Dos años después, la Cátedra Bergson organizó un pequeño homenaje a la obra filosófica y a la persona de Menéndez. Por supuesto, este había desaparecido de la escena intelectual europea.

Se le había visto mendigar en las calles de Calcuta con una estampita de Teresa de Calcuta en la mano derecha.

El homenaje consistía en unas jornadas en donde se leerían ponencias y comunicaciones sobre Menéndez y su entorno intelectual, todo lo cual se publicaría posteriormente en un libro financiado por el Instituto Cervantes y por la Cátedra Bergson.

Margarita, en su calidad de directora de las jornadas, recibió un estupendo trabajo de cincuenta folios de una joven española, licenciada en Filosofía.
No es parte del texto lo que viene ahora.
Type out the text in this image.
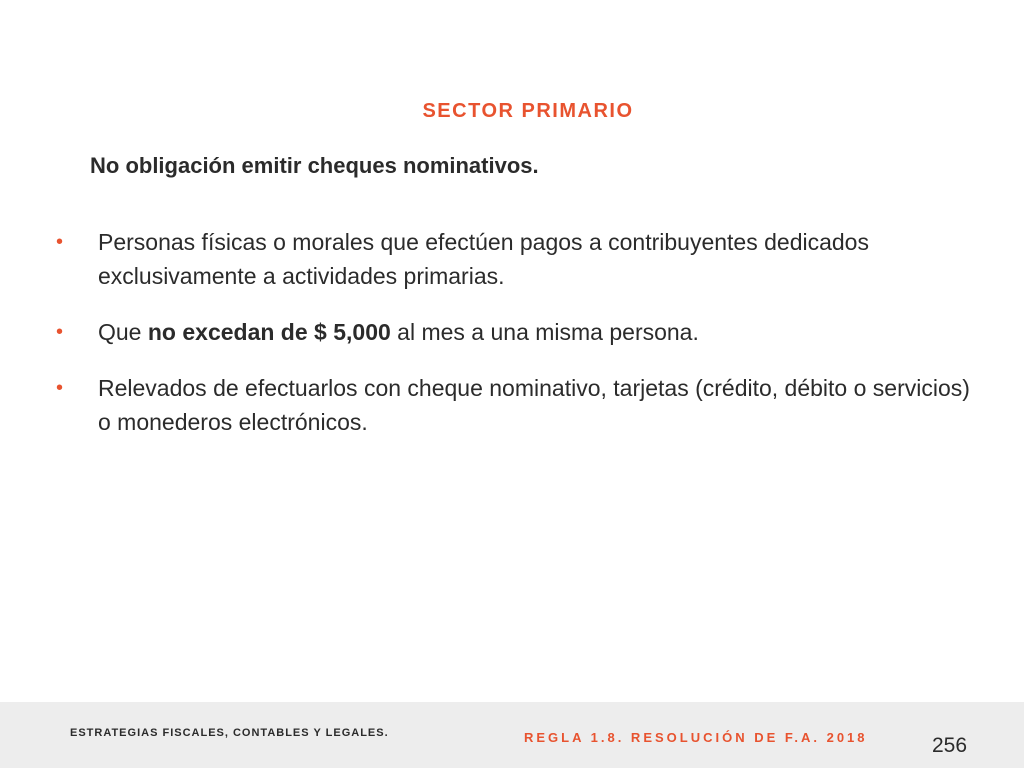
SECTOR PRIMARIO
No obligación emitir cheques nominativos.
• Personas físicas o morales que efectúen pagos a contribuyentes dedicados exclusivamente a actividades primarias.
• Que no excedan de $ 5,000 al mes a una misma persona.
• Relevados de efectuarlos con cheque nominativo, tarjetas (crédito, débito o servicios) o monederos electrónicos.
ESTRATEGIAS FISCALES, CONTABLES Y LEGALES.	REGLA 1.8. RESOLUCIÓN DE F.A. 2018	256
Su trabajo abordaba el análisis de las últimas teorías —⁠cercanas al misticismo⁠— de Menéndez, y venía avalado por Raúl Espronceda, catedrático de Epistemología de la Universidad Complutense. Espronceda, que tenía la rara suerte de llamarse como el poeta romántico español, era amigo de Margarita.

Rápidamente, la Cátedra Bergson cursó invitación a la joven filósofa española para que acudiera a París e interviniera en las jornadas en calidad de ponente.

Su intervención fue brillante.

Era una mujer joven, muy hermosa, muy rubia, de sonrisa radiante, pero a la vez con un tono melancólico en sus ojos.

A Paul le pareció que tenía un parecido insólito con la cantante popular mexicana Paulina Rubio, de quien era fan en secreto, pues no estaba bien visto que un filósofo y profesor de Filosofía como él tuviera gustos de esa clase, tan frívolos o impresentables, o insustanciales.

Pero Paul veía en la joven filósofa española la mirada y la cara de Paulina Rubio, e incluso oía la voz de Paulina Rubio.

Además, hacía poco que había asistido —⁠en secreto⁠— a una gala de Paulina Rubio en París. El parecido de la filósofa española con Paulina Rubio tuvo el efecto de un terremoto emocional en el corazón de Paul.

Se deshizo en galanterías, se ofreció a enseñarle París, la invitó a cenar, la llevó a los museos, le puso por las nubes la ponencia sobre Menéndez, se ofreció a conseguirle alguna beca de investigación en la Sorbona, a ayudarla en la consolidación de su currículo académico.

Llegó incluso a hacerse el interesante: le relató que él fue una de las pocas personas que vio a Menéndez por última vez, que estaba en aquella cena, antes de su desaparición.

Pero finalmente, aunque alargó su estancia en más de tres o cuatro días de lo previsto, la filósofa española, especialista en la última época de Menéndez, se volvió a Madrid.

Paul se desesperó y decidió ir a buscarla y decirle que la quería.

Un fragmento de la letra de una canción de Paulina Rubio acudía constantemente a su pensamiento: «La noche empieza y con ella mi camino», y esas palabras le daban ánimo, valor tal vez, porque sentía un amor insoportable.

Claro que esas palabras, «la noche empieza y con ella mi camino», sonaban en su cerebro con la voz de Paulina Rubio, a quien él adoraba.

Llamó a Margarita, desde el aeropuerto de Orly, para decirle que dentro de unos minutos volaba para Madrid.

Margarita, sorprendida y malhumorada, le preguntó que qué iba a hacer allí.

Paul le contestó literalmente: «Voy a encontrarme con María», y arrojó su móvil a una papelera que estaba llena de botellas de agua vacías y restos de comida envasada, de esos envases de plástico duro que venden en todos los aeropuertos de la tierra y que atestiguan de manera universal que el reino de la basura se acerca.